Copy of the Phaistos disc

Phaistos disc

Materials: Glazed, fired clay
Dimensions: 10.5 centimeters diameter
Place acquired: Charity shop, London
Place of manufacture: Crete

I found this in a London charity shop, but most probably it originated in the town of Heraklion, on the island of Crete. It is a copy of the Phaistos disc, a famous Minoan archaeological find now on display in the Museum of Archaeology in Heraklion. Its story goes like this:

In 1908 Luigi Pernier, an Italian archaeologist, was excavating the Minoan palace site of Phaistos in southern Crete. Whilst working to expose a collapsed basement room he uncovered a remarkable find – an inscribed baked-clay disc. Coming soon after Arthur Evans’ spectacular excavations at the Palace of Knossos, the disc caused a sensation. It was a beautiful object, mysterious in many ways, but in two aspects it was quite unique. Firstly the script was completely unknown. It had a few characters that were similar to Linear A (the script that was found at the Knossos site) but many more unique and unknown ones. Secondly the hieroglyphs had been created by using individual seals or punches for each character, that had been pressed in turn into the soft clay to form the inscription. It is therefore a very ancient example of moveable type technology which was not to reappear in Europe until Guttenberg, over 3,000 years later. More accurately, it could be likened to a mechanical typewriter where the same relief punch is used each time its character is needed. There have been literally dozens of attempts to decipher the script, but all to no avail. Without another example of the script to work with the task is pretty impossible.

If we were to put this story in to a category it would be the classic scientific ‘gaining of knowledge’ story, except that it remains unresolved. It relies for its power on our curiosity about what the script says, and the anticipation of some sort of explanation yet to come.

But in the absence of that explanation a second, competing story has begun to circulate in archaeological journals – the disc is a fake! In this version Pernier, the hero of the first story, is now the villain, accompanied perhaps by an unknown forger, and the scientific community are the foolish dupes. This is a modern ‘detective’ story, but with similarities to morality stories like ‘The Emperor’s New Clothes’. An added twist is that the Greek authorities refuse to allow a dating test which would resolve the matter. The museum thereby comes under suspicion of being an accessory after the fact by putting its vested interests above the impartial enquiries of science.

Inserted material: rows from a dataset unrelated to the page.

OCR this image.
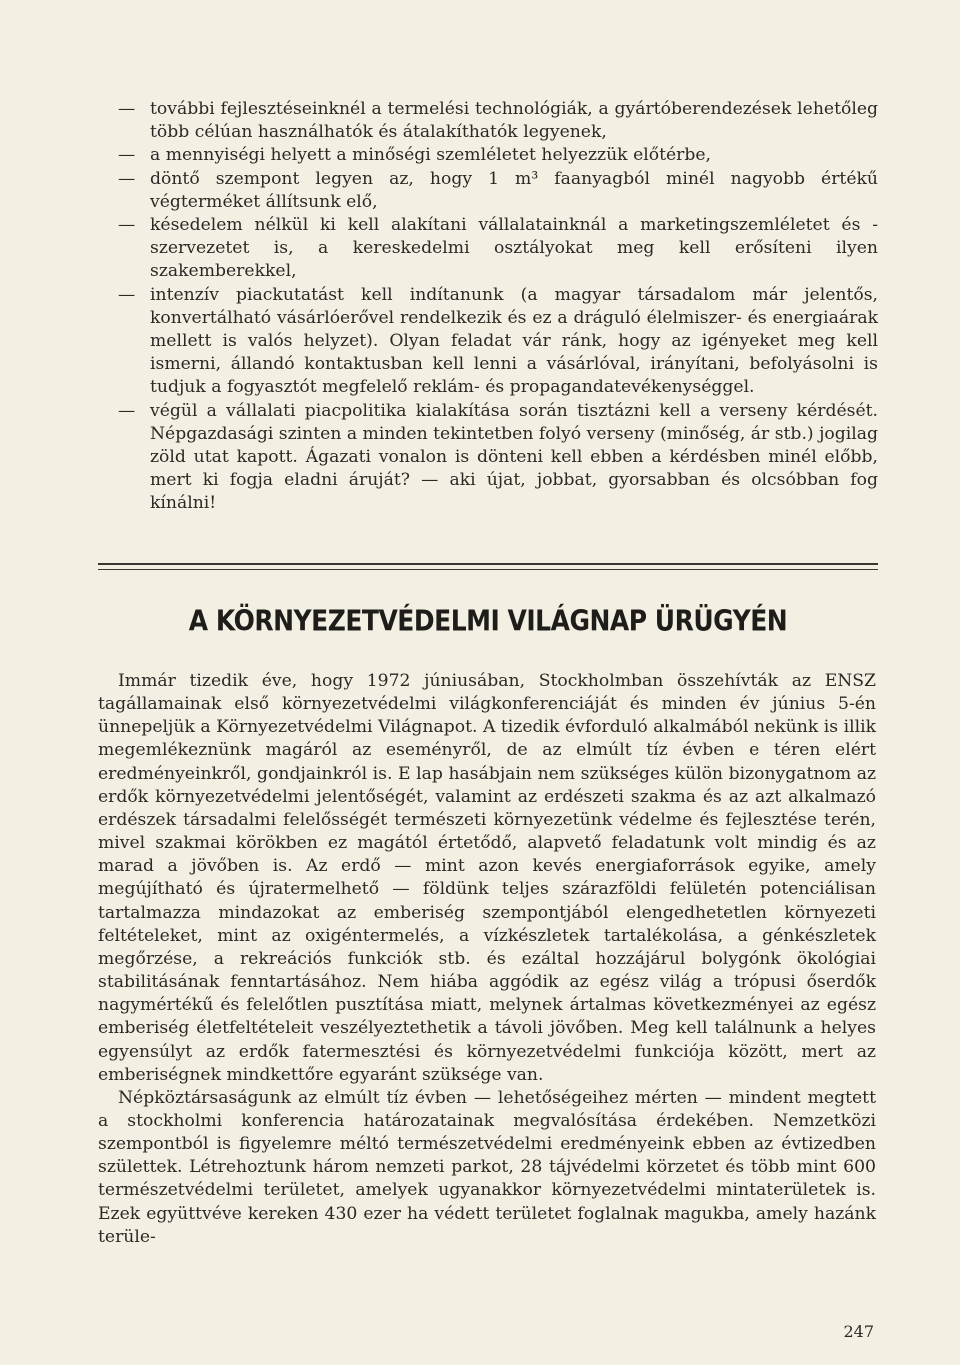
— további fejlesztéseinknél a termelési technológiák, a gyártóberendezések lehetőleg több célúan használhatók és átalakíthatók legyenek,

— a mennyiségi helyett a minőségi szemléletet helyezzük előtérbe,

— döntő szempont legyen az, hogy 1 m³ faanyagból minél nagyobb értékű végterméket állítsunk elő,

— késedelem nélkül ki kell alakítani vállalatainknál a marketingszemléletet és -szervezetet is, a kereskedelmi osztályokat meg kell erősíteni ilyen szakemberekkel,

— intenzív piackutatást kell indítanunk (a magyar társadalom már jelentős, konvertálható vásárlóerővel rendelkezik és ez a dráguló élelmiszer- és energiaárak mellett is valós helyzet). Olyan feladat vár ránk, hogy az igényeket meg kell ismerni, állandó kontaktusban kell lenni a vásárlóval, irányítani, befolyásolni is tudjuk a fogyasztót megfelelő reklám- és propagandatevékenységgel.

— végül a vállalati piacpolitika kialakítása során tisztázni kell a verseny kérdését. Népgazdasági szinten a minden tekintetben folyó verseny (minőség, ár stb.) jogilag zöld utat kapott. Ágazati vonalon is dönteni kell ebben a kérdésben minél előbb, mert ki fogja eladni áruját? — aki újat, jobbat, gyorsabban és olcsóbban fog kínálni!

A KÖRNYEZETVÉDELMI VILÁGNAP ÜRÜGYÉN

Immár tizedik éve, hogy 1972 júniusában, Stockholmban összehívták az ENSZ tagállamainak első környezetvédelmi világkonferenciáját és minden év június 5-én ünnepeljük a Környezetvédelmi Világnapot. A tizedik évforduló alkalmából nekünk is illik megemlékeznünk magáról az eseményről, de az elmúlt tíz évben e téren elért eredményeinkről, gondjainkról is. E lap hasábjain nem szükséges külön bizonygatnom az erdők környezetvédelmi jelentőségét, valamint az erdészeti szakma és az azt alkalmazó erdészek társadalmi felelősségét természeti környezetünk védelme és fejlesztése terén, mivel szakmai körökben ez magától értetődő, alapvető feladatunk volt mindig és az marad a jövőben is. Az erdő — mint azon kevés energiaforrások egyike, amely megújítható és újratermelhető — földünk teljes szárazföldi felületén potenciálisan tartalmazza mindazokat az emberiség szempontjából elengedhetetlen környezeti feltételeket, mint az oxigéntermelés, a vízkészletek tartalékolása, a génkészletek megőrzése, a rekreációs funkciók stb. és ezáltal hozzájárul bolygónk ökológiai stabilitásának fenntartásához. Nem hiába aggódik az egész világ a trópusi őserdők nagymértékű és felelőtlen pusztítása miatt, melynek ártalmas következményei az egész emberiség életfeltételeit veszélyeztethetik a távoli jövőben. Meg kell találnunk a helyes egyensúlyt az erdők fatermesztési és környezetvédelmi funkciója között, mert az emberiségnek mindkettőre egyaránt szüksége van.

Népköztársaságunk az elmúlt tíz évben — lehetőségeihez mérten — mindent megtett a stockholmi konferencia határozatainak megvalósítása érdekében. Nemzetközi szempontból is figyelemre méltó természetvédelmi eredményeink ebben az évtizedben születtek. Létrehoztunk három nemzeti parkot, 28 tájvédelmi körzetet és több mint 600 természetvédelmi területet, amelyek ugyanakkor környezetvédelmi mintaterületek is. Ezek együttvéve kereken 430 ezer ha védett területet foglalnak magukba, amely hazánk terüle-

247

At some point new evidence will probably resolve the matter one way or another. But in the meantime we must take sides according to which story we prefer. I prefer the first story, and the viability of my little replica as a saleable product relies on it being the correct one. If it’s a fake, the tourist shops will lose out and their stock of copies of the disc will be worthless. My copy will get more interesting though – evidence now of a duplicitous modern world rather than an ancient minoan one.